Hekimlerin serbest çalışma, hastaların hekim seçme özgürlüğünü engelleyen ‘Özel Hastaneler ile Ayakta Teşhis ve Tedavi Yapılan Özel Sağlık Kuruluşları Yönetmelikleri’nde yapılan değişikliğin yürürlüğe girmesine günler kaldı. Hekim örgütleri, dernekler ve hekimler üç aydır aynı sorunun yanıtını arıyor:“Bu değişiklik hangi ihtiyaçtan ve ne için yapıldı? Özel hastaneler zincirleri için mi?”

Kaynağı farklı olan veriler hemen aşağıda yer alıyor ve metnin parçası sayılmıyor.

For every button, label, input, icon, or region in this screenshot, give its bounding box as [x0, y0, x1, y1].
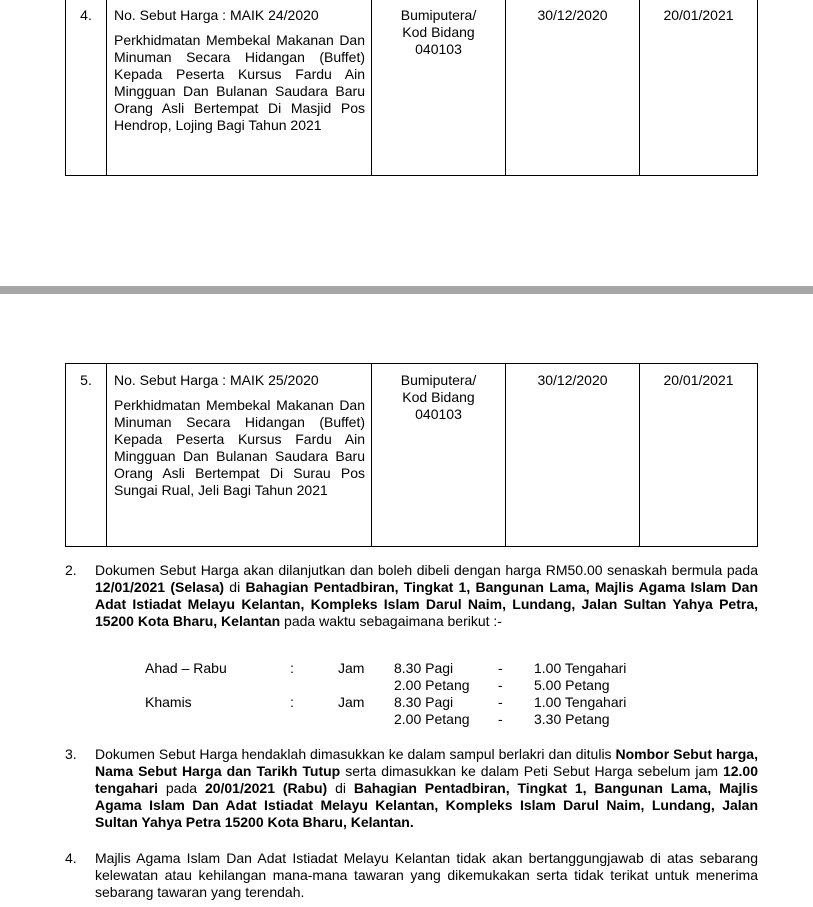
paragraph-number: 3. — [65, 746, 77, 762]
table-row — [66, 0, 758, 176]
schedule-dash: - — [498, 677, 503, 693]
schedule-end: 5.00 Petang — [534, 677, 610, 693]
row-number: 4. — [66, 0, 107, 176]
schedule-colon: : — [290, 660, 294, 676]
schedule-end: 1.00 Tengahari — [534, 694, 627, 710]
category-cell — [372, 364, 506, 547]
category-line: Kod Bidang — [402, 24, 475, 40]
schedule-day: Ahad – Rabu — [145, 660, 227, 676]
schedule-row — [145, 660, 665, 677]
category-line: Bumiputera/ — [400, 372, 477, 388]
paragraph-text — [95, 746, 758, 831]
schedule-dash: - — [498, 660, 503, 676]
row-description-cell — [107, 364, 372, 547]
row-description-cell — [107, 0, 372, 176]
text-run: pada waktu sebagaimana berikut :- — [280, 613, 502, 629]
bold-date: 20/01/2021 (Rabu) — [204, 780, 328, 796]
quotation-table-row-5 — [65, 363, 758, 547]
category-line: Kod Bidang — [402, 389, 475, 405]
category-code: 040103 — [415, 41, 462, 57]
row-number: 5. — [66, 364, 107, 547]
text-run: di — [327, 780, 354, 796]
opening-hours-schedule — [145, 660, 665, 728]
quotation-table-row-4 — [65, 0, 758, 176]
schedule-dash: - — [498, 694, 503, 710]
bold-address: Bahagian Pentadbiran, Tingkat 1, Bangunan Lama, Majlis Agama Islam Dan Adat Istiadat Melayu Kelantan, Kompleks Islam Darul Naim, Lundang, Jalan Sultan Yahya Petra, 15200 Kota Bharu, Kelantan — [95, 579, 759, 629]
schedule-day: Khamis — [145, 694, 192, 710]
schedule-jam: Jam — [338, 694, 365, 710]
schedule-end: 3.30 Petang — [534, 711, 610, 727]
text-run: serta dimasukkan ke dalam Peti Sebut Harga sebelum jam — [340, 763, 723, 779]
schedule-jam: Jam — [338, 660, 365, 676]
quotation-reference: No. Sebut Harga : MAIK 24/2020 — [114, 7, 319, 23]
paragraph-text: Majlis Agama Islam Dan Adat Istiadat Melayu Kelantan tidak akan bertanggungjawab di atas sebarang kelewatan atau kehilangan mana-mana tawaran yang dikemukakan serta tidak terikat untuk menerima sebarang tawaran yang terendah. — [95, 850, 758, 900]
paragraph-number: 4. — [65, 850, 77, 866]
category-code: 040103 — [415, 406, 462, 422]
quotation-reference: No. Sebut Harga : MAIK 25/2020 — [114, 372, 319, 388]
schedule-start: 8.30 Pagi — [394, 694, 454, 710]
close-date: 20/01/2021 — [640, 0, 758, 176]
text-run: Dokumen Sebut Harga hendaklah dimasukkan ke dalam sampul berlakri dan ditulis — [95, 746, 616, 762]
category-line: Bumiputera/ — [400, 7, 477, 23]
open-date: 30/12/2020 — [506, 364, 640, 547]
schedule-start: 2.00 Petang — [394, 711, 470, 727]
bold-time: 12.00 tengahari — [95, 763, 758, 796]
schedule-row — [145, 677, 665, 694]
paragraph-3 — [65, 746, 758, 831]
paragraph-text — [95, 562, 758, 630]
bold-address: Bahagian Pentadbiran, Tingkat 1, Bangunan Lama, Majlis Agama Islam Dan Adat Istiadat Melayu Kelantan, Kompleks Islam Darul Naim, Lundang, Jalan Sultan Yahya Petra 15200 Kota Bharu, Kelantan. — [95, 780, 758, 830]
paragraph-2 — [65, 562, 758, 630]
open-date: 30/12/2020 — [506, 0, 640, 176]
schedule-row — [145, 711, 665, 728]
paragraph-4 — [65, 850, 758, 901]
schedule-dash: - — [498, 711, 503, 727]
page-separator — [0, 286, 813, 294]
schedule-start: 2.00 Petang — [394, 677, 470, 693]
close-date: 20/01/2021 — [640, 364, 758, 547]
schedule-colon: : — [290, 694, 294, 710]
text-run: pada — [158, 780, 205, 796]
text-run: Dokumen Sebut Harga akan dilanjutkan dan boleh dibeli dengan harga RM50.00 senaskah bermula pada — [95, 562, 758, 578]
bold-label: Nombor Sebut harga, Nama Sebut Harga dan Tarikh Tutup — [95, 746, 758, 779]
paragraph-number: 2. — [65, 562, 77, 578]
schedule-end: 1.00 Tengahari — [534, 660, 627, 676]
text-run: di — [224, 579, 246, 595]
quotation-description: Perkhidmatan Membekal Makanan Dan Minuman Secara Hidangan (Buffet) Kepada Peserta Kursus Fardu Ain Mingguan Dan Bulanan Saudara Baru Orang Asli Bertempat Di Surau Pos Sungai Rual, Jeli Bagi Tahun 2021 — [114, 397, 365, 498]
category-cell — [372, 0, 506, 176]
schedule-row — [145, 694, 665, 711]
quotation-description: Perkhidmatan Membekal Makanan Dan Minuman Secara Hidangan (Buffet) Kepada Peserta Kursus Fardu Ain Mingguan Dan Bulanan Saudara Baru Orang Asli Bertempat Di Masjid Pos Hendrop, Lojing Bagi Tahun 2021 — [114, 32, 365, 133]
table-row — [66, 364, 758, 547]
bold-date: 12/01/2021 (Selasa) — [95, 579, 225, 595]
schedule-start: 8.30 Pagi — [394, 660, 454, 676]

Serbest hekimlerin çalışmasına müdahale, özel hastane yönetmeliği üzerinden yapıldı. 6 Ekim’de yayınlanan iki yönetmelikte yapılan değişikliklere göre özel hastane veya tıp merkezinin boş uzman hekim kadrosu olmaması halinde, ruhsatında veya faaliyet izin belgesinde kayıtlı uzman hekim branşlarındaki toplam kadro sayısının yüzde 15’ine kadar uzman hekimle sözleşme imzalayabilecek. Aynı branşta birden fazla hekimle sözleşme imzalanmak istenmesi durumunda ilgili branşın toplam kadro sayısının üçte birinden fazla uzman hekimle sözleşme yapılamayacak. Ayrıca bir takım kurallar daha getirilmek isteniyor. Bu kurallara aykırı hareket eden muayenehane hekimleri, özel hastane ve tıp merkezleri için de para cezası ve faaliyet durdurma yaptırımları getirildi.

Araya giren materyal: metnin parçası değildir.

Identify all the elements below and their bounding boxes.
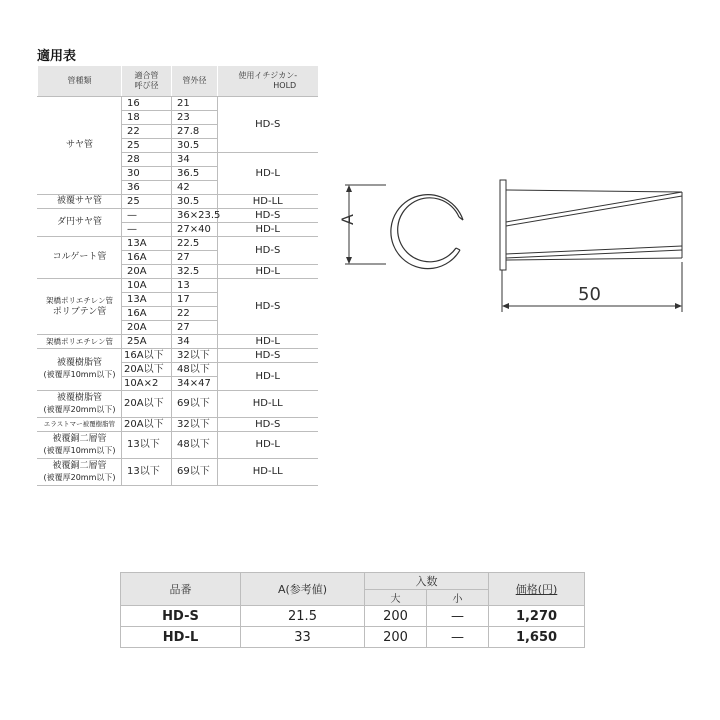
kind-line2: (被覆厚20mm以下) (43, 405, 116, 414)
kind-cell: ダ円サヤ管 (38, 209, 122, 237)
header-part: 品番 (121, 573, 241, 606)
table-row (38, 209, 318, 223)
table-row (38, 459, 318, 486)
kind-line1: 架橋ポリエチレン管 (45, 296, 113, 305)
kind-line1: 被覆銅二層管 (52, 461, 107, 471)
nominal-cell: 20A以下 (122, 363, 172, 377)
table-row (38, 279, 318, 293)
kind-cell: エラストマー被覆樹脂管 (38, 418, 122, 432)
outer-cell: 27.8 (172, 125, 218, 139)
kind-line2: (被覆厚20mm以下) (43, 473, 116, 482)
outer-cell: 23 (172, 111, 218, 125)
kind-cell (38, 459, 122, 486)
hold-cell: HD-L (218, 153, 318, 195)
side-view (500, 180, 682, 270)
nominal-cell: 20A以下 (122, 418, 172, 432)
nominal-cell: 25 (122, 139, 172, 153)
large-cell: 200 (365, 627, 427, 648)
nominal-cell: 13A (122, 293, 172, 307)
header-nominal (122, 66, 172, 97)
hold-cell: HD-L (218, 432, 318, 459)
table-row (38, 97, 318, 111)
outer-cell: 27×40 (172, 223, 218, 237)
kind-cell: 被覆サヤ管 (38, 195, 122, 209)
outer-cell: 32以下 (172, 418, 218, 432)
header-a: A(参考値) (241, 573, 365, 606)
hold-cell: HD-L (218, 265, 318, 279)
hold-cell: HD-LL (218, 391, 318, 418)
large-cell: 200 (365, 606, 427, 627)
outer-cell: 48以下 (172, 363, 218, 377)
kind-cell (38, 432, 122, 459)
kind-cell: コルゲート管 (38, 237, 122, 279)
outer-cell: 22.5 (172, 237, 218, 251)
outer-cell: 30.5 (172, 195, 218, 209)
nominal-cell: — (122, 209, 172, 223)
hold-cell: HD-S (218, 209, 318, 223)
a-cell: 33 (241, 627, 365, 648)
nominal-cell: 16A (122, 307, 172, 321)
kind-line1: 被覆樹脂管 (56, 358, 102, 368)
product-drawing (330, 170, 700, 320)
table-row (38, 349, 318, 363)
nominal-cell: 30 (122, 167, 172, 181)
outer-cell: 30.5 (172, 139, 218, 153)
nominal-cell: — (122, 223, 172, 237)
table-row (121, 627, 585, 648)
nominal-cell: 22 (122, 125, 172, 139)
hold-cell: HD-S (218, 349, 318, 363)
kind-line2: (被覆厚10mm以下) (43, 370, 116, 379)
kind-cell: 架橋ポリエチレン管 (38, 335, 122, 349)
kind-cell (38, 279, 122, 335)
small-cell: — (427, 627, 489, 648)
kind-line2: ポリブテン管 (52, 307, 107, 317)
outer-cell: 13 (172, 279, 218, 293)
table-row (38, 432, 318, 459)
outer-cell: 34 (172, 335, 218, 349)
outer-cell: 21 (172, 97, 218, 111)
dimension-a-label: A (338, 214, 357, 225)
header-qty: 入数 (365, 573, 489, 590)
kind-cell: サヤ管 (38, 97, 122, 195)
table-row (38, 237, 318, 251)
hold-cell: HD-LL (218, 195, 318, 209)
kind-line1: 被覆樹脂管 (56, 393, 102, 403)
nominal-cell: 13以下 (122, 459, 172, 486)
outer-cell: 36×23.5 (172, 209, 218, 223)
hold-cell: HD-L (218, 363, 318, 391)
kind-line1: 被覆銅二層管 (52, 434, 107, 444)
header-outer: 管外径 (172, 66, 218, 97)
a-cell: 21.5 (241, 606, 365, 627)
price-table (120, 572, 585, 648)
outer-cell: 69以下 (172, 391, 218, 418)
header-large: 大 (365, 590, 427, 606)
table-row (38, 391, 318, 418)
header-nominal-line1: 適合管 (134, 71, 159, 80)
hold-cell: HD-S (218, 279, 318, 335)
nominal-cell: 25 (122, 195, 172, 209)
outer-cell: 34×47 (172, 377, 218, 391)
price-cell: 1,650 (489, 627, 585, 648)
outer-cell: 34 (172, 153, 218, 167)
table-row (38, 195, 318, 209)
table-row (38, 335, 318, 349)
outer-cell: 48以下 (172, 432, 218, 459)
nominal-cell: 25A (122, 335, 172, 349)
nominal-cell: 20A (122, 265, 172, 279)
page-title: 適用表 (37, 49, 77, 64)
hold-cell: HD-L (218, 335, 318, 349)
header-kind: 管種類 (38, 66, 122, 97)
outer-cell: 27 (172, 321, 218, 335)
hold-cell: HD-S (218, 418, 318, 432)
header-hold (218, 66, 318, 97)
table-row (121, 606, 585, 627)
outer-cell: 36.5 (172, 167, 218, 181)
nominal-cell: 13A (122, 237, 172, 251)
outer-cell: 22 (172, 307, 218, 321)
ring-end-view (391, 195, 463, 269)
kind-cell (38, 349, 122, 391)
nominal-cell: 13以下 (122, 432, 172, 459)
hold-cell: HD-LL (218, 459, 318, 486)
application-table (37, 66, 318, 486)
outer-cell: 32.5 (172, 265, 218, 279)
header-price: 価格(円) (489, 573, 585, 606)
kind-cell (38, 391, 122, 418)
hold-cell: HD-S (218, 237, 318, 265)
price-cell: 1,270 (489, 606, 585, 627)
outer-cell: 42 (172, 181, 218, 195)
nominal-cell: 28 (122, 153, 172, 167)
small-cell: — (427, 606, 489, 627)
header-hold-line2: HOLD (273, 81, 297, 90)
part-cell: HD-L (121, 627, 241, 648)
nominal-cell: 16 (122, 97, 172, 111)
nominal-cell: 16A以下 (122, 349, 172, 363)
outer-cell: 17 (172, 293, 218, 307)
outer-cell: 32以下 (172, 349, 218, 363)
kind-line2: (被覆厚10mm以下) (43, 446, 116, 455)
table-row (38, 418, 318, 432)
outer-cell: 27 (172, 251, 218, 265)
nominal-cell: 16A (122, 251, 172, 265)
outer-cell: 69以下 (172, 459, 218, 486)
hold-cell: HD-L (218, 223, 318, 237)
header-hold-line1: 使用イチジカン- (238, 71, 298, 80)
header-small: 小 (427, 590, 489, 606)
table-header (38, 66, 318, 97)
hold-cell: HD-S (218, 97, 318, 153)
price-header (121, 573, 585, 590)
nominal-cell: 10A×2 (122, 377, 172, 391)
header-nominal-line2: 呼び径 (134, 81, 159, 90)
nominal-cell: 10A (122, 279, 172, 293)
part-cell: HD-S (121, 606, 241, 627)
dimension-length-label: 50 (578, 284, 601, 305)
nominal-cell: 20A (122, 321, 172, 335)
nominal-cell: 36 (122, 181, 172, 195)
nominal-cell: 20A以下 (122, 391, 172, 418)
nominal-cell: 18 (122, 111, 172, 125)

6 Ocak’ta yürürlüğe girecek değişikliklerle asıl düzenlenmek istenen, herhangi bir kamu, özel ya da üniversite hastanesinin kadrosu yerine muayenehanesinde serbest çalışan, büyük çoğunluğu cerrah yaklaşık yedi bin (dört bini İstanbul’da) hekim. Yukarıdaki kotaların uygulanması halinde bunların sadece 500’ü ameliyatları ve yatırarak hasta takipleri için hastanelerle sözleşme yapabilecek. Diğerlerinin hastanelerdeki doğumlara girmeleri, ameliyatlarını yaptırmaları, hastalarını yatırarak takip etmeleri ve sair tüm işlemleri engelleniyor. Ayrıca serbest çalışan hekimlerden, hastalarının tüm sağlık verilerini kimlikleri açık şekilde e-nabız sistemine yüklemeleri isteniyor.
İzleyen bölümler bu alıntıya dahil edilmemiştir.